Following his unexpected on-air comments about “young black men growing up without fathers,” veteran reporter Sean Bergin says his now-former employer News 12 made him an “offer I had to refuse.” The news company slapped him with the equivalent of a “demotion,” significantly slashing his pay and allowing him to work just one day a week in Long Island.
“They offered me one day of work a week doing only light features, and no hard news,” Bergin told TheBlaze. “It was only about $300-a-week — who can survive on that?” As a contracted employee, Bergin reportedly made $1,300-a-week working on stories in areas of New Jersey, Long Island and Westchester County.

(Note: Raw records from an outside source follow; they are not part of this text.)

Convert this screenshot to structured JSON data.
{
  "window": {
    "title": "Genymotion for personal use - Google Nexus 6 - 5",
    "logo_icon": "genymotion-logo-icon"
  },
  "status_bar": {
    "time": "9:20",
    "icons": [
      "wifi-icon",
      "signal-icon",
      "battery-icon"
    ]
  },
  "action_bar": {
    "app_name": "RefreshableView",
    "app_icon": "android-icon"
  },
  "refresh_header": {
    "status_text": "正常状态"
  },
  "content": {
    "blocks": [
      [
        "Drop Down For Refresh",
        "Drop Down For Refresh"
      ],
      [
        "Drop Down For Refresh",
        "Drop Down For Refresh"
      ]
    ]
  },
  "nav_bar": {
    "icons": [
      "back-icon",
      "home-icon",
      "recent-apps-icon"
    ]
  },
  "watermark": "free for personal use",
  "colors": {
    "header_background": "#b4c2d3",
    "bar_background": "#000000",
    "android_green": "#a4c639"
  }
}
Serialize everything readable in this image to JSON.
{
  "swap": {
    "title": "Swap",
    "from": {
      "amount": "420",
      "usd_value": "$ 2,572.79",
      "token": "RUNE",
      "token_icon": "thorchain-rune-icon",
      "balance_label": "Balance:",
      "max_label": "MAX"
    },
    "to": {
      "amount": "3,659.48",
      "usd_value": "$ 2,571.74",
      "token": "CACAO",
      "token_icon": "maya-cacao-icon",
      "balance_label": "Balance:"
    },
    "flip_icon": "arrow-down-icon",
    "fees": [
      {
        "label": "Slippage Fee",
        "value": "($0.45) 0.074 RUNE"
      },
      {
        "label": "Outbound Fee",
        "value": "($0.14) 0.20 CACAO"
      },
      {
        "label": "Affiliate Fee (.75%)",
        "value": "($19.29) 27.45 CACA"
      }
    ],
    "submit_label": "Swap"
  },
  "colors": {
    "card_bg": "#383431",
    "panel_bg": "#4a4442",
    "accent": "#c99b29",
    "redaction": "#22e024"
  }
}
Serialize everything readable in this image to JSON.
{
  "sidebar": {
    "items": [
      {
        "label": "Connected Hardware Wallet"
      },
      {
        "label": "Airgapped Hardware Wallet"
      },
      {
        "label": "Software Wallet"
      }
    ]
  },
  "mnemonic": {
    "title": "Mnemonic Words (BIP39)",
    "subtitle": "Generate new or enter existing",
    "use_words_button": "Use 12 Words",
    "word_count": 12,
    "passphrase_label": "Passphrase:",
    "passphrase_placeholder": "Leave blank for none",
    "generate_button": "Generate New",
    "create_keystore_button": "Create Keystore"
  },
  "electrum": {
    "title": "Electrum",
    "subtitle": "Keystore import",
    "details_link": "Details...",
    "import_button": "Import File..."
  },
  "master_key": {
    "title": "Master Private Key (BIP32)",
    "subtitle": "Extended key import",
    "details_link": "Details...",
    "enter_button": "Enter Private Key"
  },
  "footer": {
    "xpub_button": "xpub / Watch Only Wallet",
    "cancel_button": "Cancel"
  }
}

In a new interview, Bergin admitted that he “broke the rules” by editorializing during his reaction to a story surrounding the tragic murder of Jersey City police officer Melvin Santiago, who was shot in the head as he sat in his patrol car with a fellow officer at around 4 a.m. on Sunday. However, he also explained why his emotions got the better of him after he spoke to the killer’s wife and other members of her community.
As first reported by TheBlaze, Bergin found himself in hot water after he stunned his superiors with unexpected commentary about the “anti-cop mentality that has so contaminated America’s inner cities.” He went on to say that the “sick, perverse line of thinking” is seen everywhere from “Jersey City, to Newark and Patterson to Trenton.”
“It has made the police officer’s job impossible and it has got to stop,” he added. “The underlying cause of all of this, of course: young black men growing up without fathers. Unfortunately, no one in the news media has the courage to touch that subject.”
Before going on the air, Bergin had listened to the wife of cop killer Lawrence Campbell say her husband should have killed more police officers before they took him out. He said the “pure hatred for the police” was shocking.
The reporter had also been fielding calls all day from furious law enforcement officials who didn’t want News 12, a network of news stations covering mostly areas in New York and New Jersey, to run Bergin’s report on the street memorial that had been erected for Campbell, which included an interview with the killer’s widow. Bergin said his report was intended to shine light on the “real problem” facing many police officers in inner cities across America.
“I broke the rules, but I broke the rules because I was doing the right thing,” he told TheBlaze. “You can’t fix a problem if you don’t talk about the problem. The truth is, 73 percent of African-American children grow up without fathers. It’s a topic that needs to be handled delicately — and really, this situation could have been used as a way to explore that.”
But no one in the news media wants to touch the subject, Bergin argued.
“I’m in these housing projects all the time, and it’s all for the same thing: black men slaughtering each other in the streets. Why is this happening?” he continued, adding that it’s nearly impossible to cover the issue in-depth and accurately when surrounded by “stark raving liberals who masquerade as journalists.”
After he was initially suspended, Bergin said he was told by News 12 not to talk to anyone about the suspension or his on-air comments about the black community.
This isn’t the first time that News 12 Networks has been in the news rather than just covering it. Immediately following the 9/11 terrorist attacks, News 12 Long Island News Director Pat Dolan made national headlines when he banned the display of all American flags because he didn’t want people to think they weren’t being objective in their coverage. Bergin said all American flags were taken out of the newsroom and reporters weren’t allowed to wear flag pins out in the field.
Following intense public outcry, Dolan delivered an on-air apology. He still the news director at News 12 Long Island and is also the president of News 12 Networks.